I was looking around the room and thinking about all the stuff I have inherited and what it makes me think of. The pictures of Paris? The smarmy frenchman my mom ran off with. The wine glasses? Drunk relatives and their unfounded criticisms. The good dishes? That Christmas after my grandpa's death when his mistress' ill-timed letter to my grandma had her crying in her room the whole week.

Don't get me wrong. There are things I've inherited that have really happy memories attached to them too. For some reason most of them are kitchen tools. :) We're just not fussy and formal. This stuff is fussy and formal. We may be a little Fancy Nancy now and then, but ultimately we're the kind of people who have pilllow fights and dance parties in the living room.

Anyway I have plans now. :) The Paris pictures are out. I'm replacing them with a collection of photos I took and edited myself. I'm going to make some covers for the throw pillows in fun, informal fabrics. Even though I bought the rug I bought it to go with the other fussy stuff, so I might replace it. I haven't decided on that one yet. It feels really good to be done with one more layer of other people's stuff.

leslieann
4-15-11, 7:53pm
YES! Good for you. Those sound like great ideas. And later in your life, when you are not caring for and educating four children, you can write a novel or two with all the drama your objects remind you of. Poor grammar, I know.

Also please note that I am NOT making light of the pain of family drama. I have just recently realized that my family's various concatenated stories would make a great John Irving novel. It helps, actually, to get some distance on them.

Anyway, great ideas about making your home yours, rather than a museum of family distress.

Stella
4-16-11, 10:12am
LOL. I like the idea of writing a novel about it someday.

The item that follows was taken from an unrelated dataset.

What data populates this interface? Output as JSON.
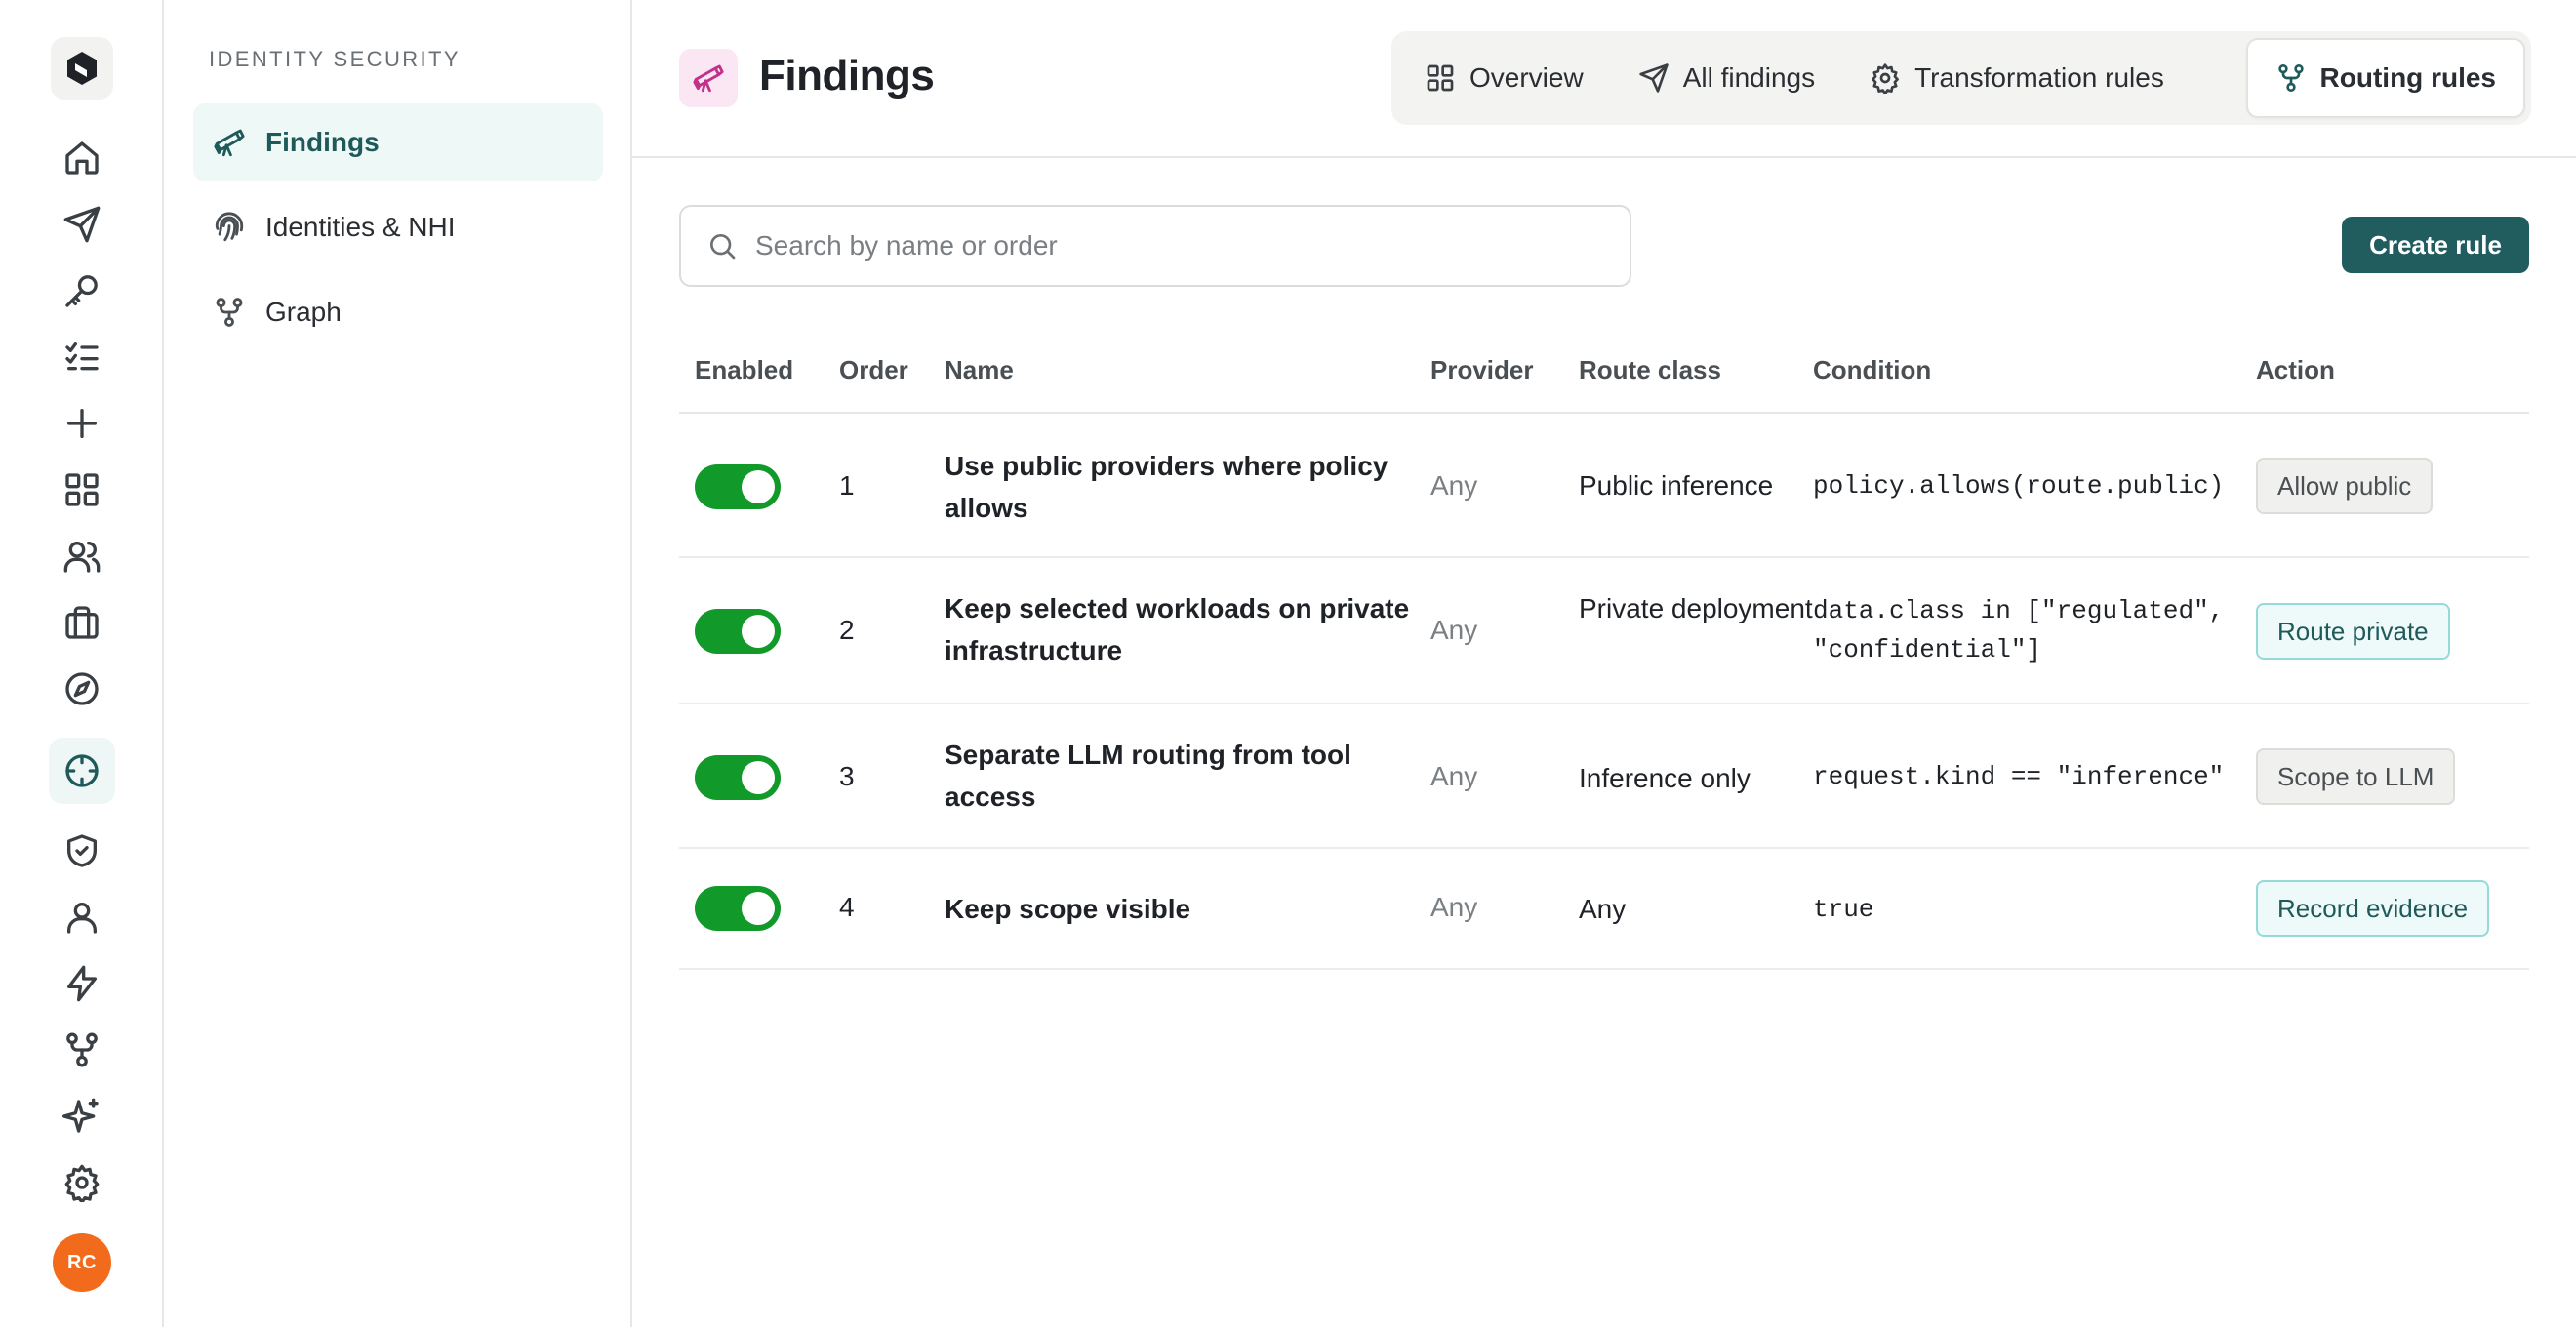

I actually have developed a pretty good sense of humour about it all over the years.

I took down the Paris paintings yesterday. I haven't replaced them yet, but I'm enjoying the empty space where they used to be.

Kat
4-16-11, 11:17am
Good for you, Stella! I have a few things that belonged to family members, namely my dad's nice serving spoons and my mom's huge mixing bowls and casserole dishes. But I only have good memories attached to them. I don't think I would want to hold on to things that made me remember sad times, even if they were beautiful/functional things. And gosh, if it were me, those Christmas dishes would be the first to go. How sad--I don't think I'd be able to bear looking at them!

I think it is great that you are trying to make your home...well, *your* home. Not just a place you share with other people's stuff.

lhamo
4-16-11, 7:12pm
Also, if you let this stuff leave your house and it enters someone else's through a second-hand channel, it will change from being a source of angst (because of the bad memories you attach to it) to being a source of joy for someone else who doesn't know or need to care about the back story. Good karma all around! release those things to be loved by someone else and everyone wins.

lhamo

beckyliz
4-18-11, 1:35pm
About 5 years ago, I gave away a beautiful (real) silver Christmas ornament. I received it as an employee at a bank I worked for at one time. It was family-owned, and the CEO was a real jerk. I realized that every year when I got it out to put on my tree, I would think about that man and it made me sad and mad and discouraged. So glad I gave myself permission to get of something "nice."